After decades of frustration at the lack of an effective treatment for Alzheimer's disease, today a second new drug — donanemab (Eli Lilly) — was reported to have positive effects. The trial results come hot on the heels of a similar drug, lecanemab (Eisai), which was last year shown to slow a decline in memory and thinking skills in early Alzheimer's disease by 27%.
Lecanemab was approved by the US Food and Drug Administration (FDA) earlier this month, and British authorities were urged to speed the approval process in the UK, despite warnings that the NHS may lack capacity for the necessary testing and monitoring.
Both drugs are based on monoclonal antibody technology and claim to clear amyloid build-up in the brain. Professor Giles Hardingham, interim director of the UK Dementia Research Institute (DRI) at University College London, explained to the Science Media Centre (SMC) that these first-generation drugs are "by no means perfect", but are still "an important breakthrough that will pave the way for many future therapies".
NHS Lacks Necessary Infrastructure
The latest results from the aptly named TRAILBLAZER-ALZ 2 trial were published online in JAMA to coincide with a presentation at the Alzheimer's Association International Conference in Amsterdam. However, despite the fanfare greeting the announcements, experts are cautioning that side-effects may not be insignificant, cost-effectiveness has yet to be established and, in the UK, the NHS lacks some of the clinical infrastructure needed to facilitate treatment.
The TRAILBLAZER-ALZ 2 study involved 1736 participants with early symptomatic Alzheimer's disease recruited from 277 centres across 8 countries. Results from the 18-month phase 3 trial showed that for 23 of 24 outcomes, donanemab gave a statistically significant result compared with placebo, including for improvements in the primary outcome, the integrated Alzheimer Disease Rating Scale.

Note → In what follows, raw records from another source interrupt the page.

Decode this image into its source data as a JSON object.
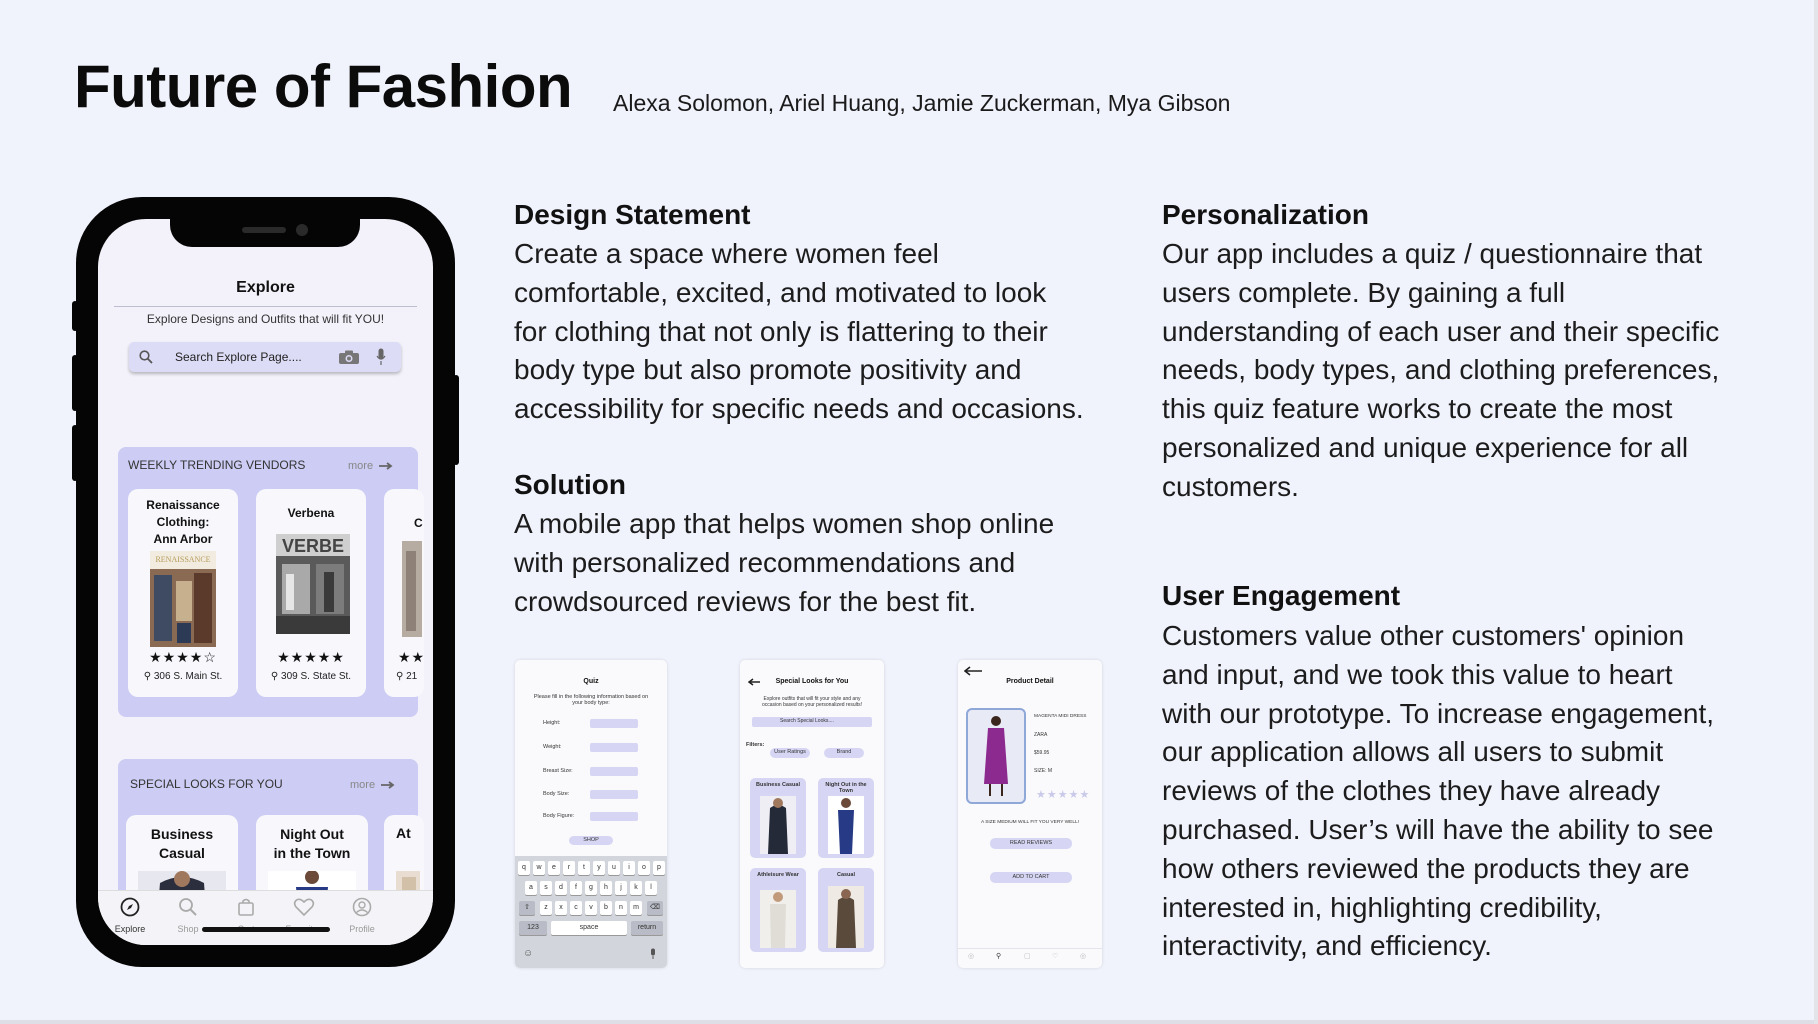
{
  "title": "Future of Fashion",
  "authors": "Alexa Solomon, Ariel Huang, Jamie Zuckerman, Mya Gibson",
  "sections": {
    "design_statement": {
      "title": "Design Statement",
      "lines": [
        "Create a space where women feel",
        "comfortable, excited, and motivated to look",
        "for clothing that not only is flattering to their",
        "body type but also promote positivity and",
        "accessibility for specific needs and occasions."
      ]
    },
    "solution": {
      "title": "Solution",
      "lines": [
        "A mobile app that helps women shop online",
        "with personalized recommendations and",
        "crowdsourced reviews for the best fit."
      ]
    },
    "personalization": {
      "title": "Personalization",
      "lines": [
        "Our app includes a quiz / questionnaire that",
        "users complete. By gaining a full",
        "understanding of each user and their specific",
        "needs, body types, and clothing preferences,",
        "this quiz feature works to create the most",
        "personalized and unique experience for all",
        "customers."
      ]
    },
    "user_engagement": {
      "title": "User Engagement",
      "lines": [
        "Customers value other customers' opinion",
        "and input, and we took this value to heart",
        "with our prototype. To increase engagement,",
        "our application allows all users to submit",
        "reviews of the clothes they have already",
        "purchased. User’s will have the ability to see",
        "how others reviewed the products they are",
        "interested in, highlighting credibility,",
        "interactivity, and efficiency."
      ]
    }
  },
  "phone": {
    "title": "Explore",
    "subtitle": "Explore Designs and Outfits that will fit YOU!",
    "search_placeholder": "Search Explore Page....",
    "vendors_panel": {
      "title": "WEEKLY TRENDING VENDORS",
      "more": "more",
      "cards": [
        {
          "name_lines": [
            "Renaissance",
            "Clothing:",
            "Ann Arbor"
          ],
          "stars": "★★★★☆",
          "address": "306 S. Main St."
        },
        {
          "name_lines": [
            "Verbena"
          ],
          "stars": "★★★★★",
          "address": "309 S. State St."
        },
        {
          "name_lines": [
            "C"
          ],
          "stars": "★★",
          "address": "21"
        }
      ]
    },
    "looks_panel": {
      "title": "SPECIAL LOOKS FOR YOU",
      "more": "more",
      "cards": [
        {
          "name_lines": [
            "Business",
            "Casual"
          ]
        },
        {
          "name_lines": [
            "Night Out",
            "in the Town"
          ]
        },
        {
          "name_lines": [
            "At"
          ]
        }
      ]
    },
    "tabs": [
      "Explore",
      "Shop",
      "Cart",
      "Favorites",
      "Profile"
    ]
  },
  "quiz_screen": {
    "title": "Quiz",
    "intro": "Please fill in the following information based on your body type:",
    "fields": [
      "Height:",
      "Weight:",
      "Breast Size:",
      "Body Size:",
      "Body Figure:"
    ],
    "button": "SHOP",
    "keyboard_rows": [
      [
        "q",
        "w",
        "e",
        "r",
        "t",
        "y",
        "u",
        "i",
        "o",
        "p"
      ],
      [
        "a",
        "s",
        "d",
        "f",
        "g",
        "h",
        "j",
        "k",
        "l"
      ],
      [
        "z",
        "x",
        "c",
        "v",
        "b",
        "n",
        "m"
      ]
    ],
    "space": "space",
    "return": "return",
    "num": "123"
  },
  "looks_screen": {
    "title": "Special Looks for You",
    "intro": "Explore outfits that will fit your style and any occasion based on your personalized results!",
    "search": "Search Special Looks....",
    "filters_label": "Filters:",
    "filters": [
      "User Ratings",
      "Brand"
    ],
    "cards": [
      "Business Casual",
      "Night Out in the Town",
      "Athleisure Wear",
      "Casual"
    ]
  },
  "product_screen": {
    "title": "Product Detail",
    "details": [
      "MAGENTA MIDI DRESS",
      "ZARA",
      "$59.95",
      "SIZE: M"
    ],
    "review": "A SIZE MEDIUM WILL FIT YOU VERY WELL!",
    "read_reviews": "READ REVIEWS",
    "add_to_cart": "ADD TO CART"
  },
  "colors": {
    "background": "#f0f2fc",
    "accent": "#ccccf4",
    "phone_frame": "#050505"
  }
}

This represented a slowing of clinical progression by 38.6%, though at a cost of various amyloid-related imaging abnormalities — oedema or effusion — in 205 (24%) participants in the donanemab group, of whom 52 were symptomatic, compared with 18 (2.1%, none symptomatic) in the placebo group. Infusion-related reactions occurred in 74 (8.7%) versus four (0.5%) participants, respectively. Three deaths in the donanemab group and one in the placebo group were considered treatment-related.
A "critical observation" is that patients with a lower burden of tau tangles — which are more strongly correlated with cognitive function than amyloid plaques — demonstrated a better response to donanemab, Dr Marc Aurel Busche, group leader at the DRI, told the SMC. "This emphasises the crucial importance of initiating treatment early." Combination treatment involving both anti-amyloid and anti-tau therapies could be even more effective, he suggested.
Beginning of the End for Alzheimer's Disease?
"This could be the beginning of the end of Alzheimer's disease," Dr Richard Oakley, associate director of research at the Alzheimer's Society, said when TRAILBLAZER's preliminary results were announced in May. "After 20 years with no new Alzheimer's drugs, we now have two potential new drugs in just 12 months — and for the first time, drugs that seem to slow the progression of disease." The latest results are "truly a turning point", and Alzheimer's disease could in future be considered a long-term condition like diabetes or asthma, he told the SMC today.
However, Dr Oakley cautioned that approval was not enough if people couldn't access the drugs at an early stage, when they work best, and the NHS must provide earlier, more accurate dementia diagnoses.
Donanemab must be given by monthly infusion after a PET scan or lumbar puncture to confirm that a patient is amyloid positive. This means that "the NHS itself will need to undergo significant changes" in order to deliver the drug, including setting up infusion clinics, greater capacity for diagnostic tests, and MRI scans to monitor for side effects, according to an explainer from Alzheimer's Research UK released in May.
Best available data suggested that the proportion of patients who might currently receive donanemab as routine could be as low as 2%. "That needs to change," the charity said. It also warned that given the number of people who could be eligible for the drug, "this is likely to be very expensive".
Both charities pointed out that even with positive decisions on approval by the Medical and Healthcare products Regulatory Agency (MHRA) and the National Institute of Health and Care Excellence (NICE), "the very earliest donanemab might be available on the NHS is 2025".
Alzheimer's Association International Conference (AAIC) 2023: Presented July 17, 2023.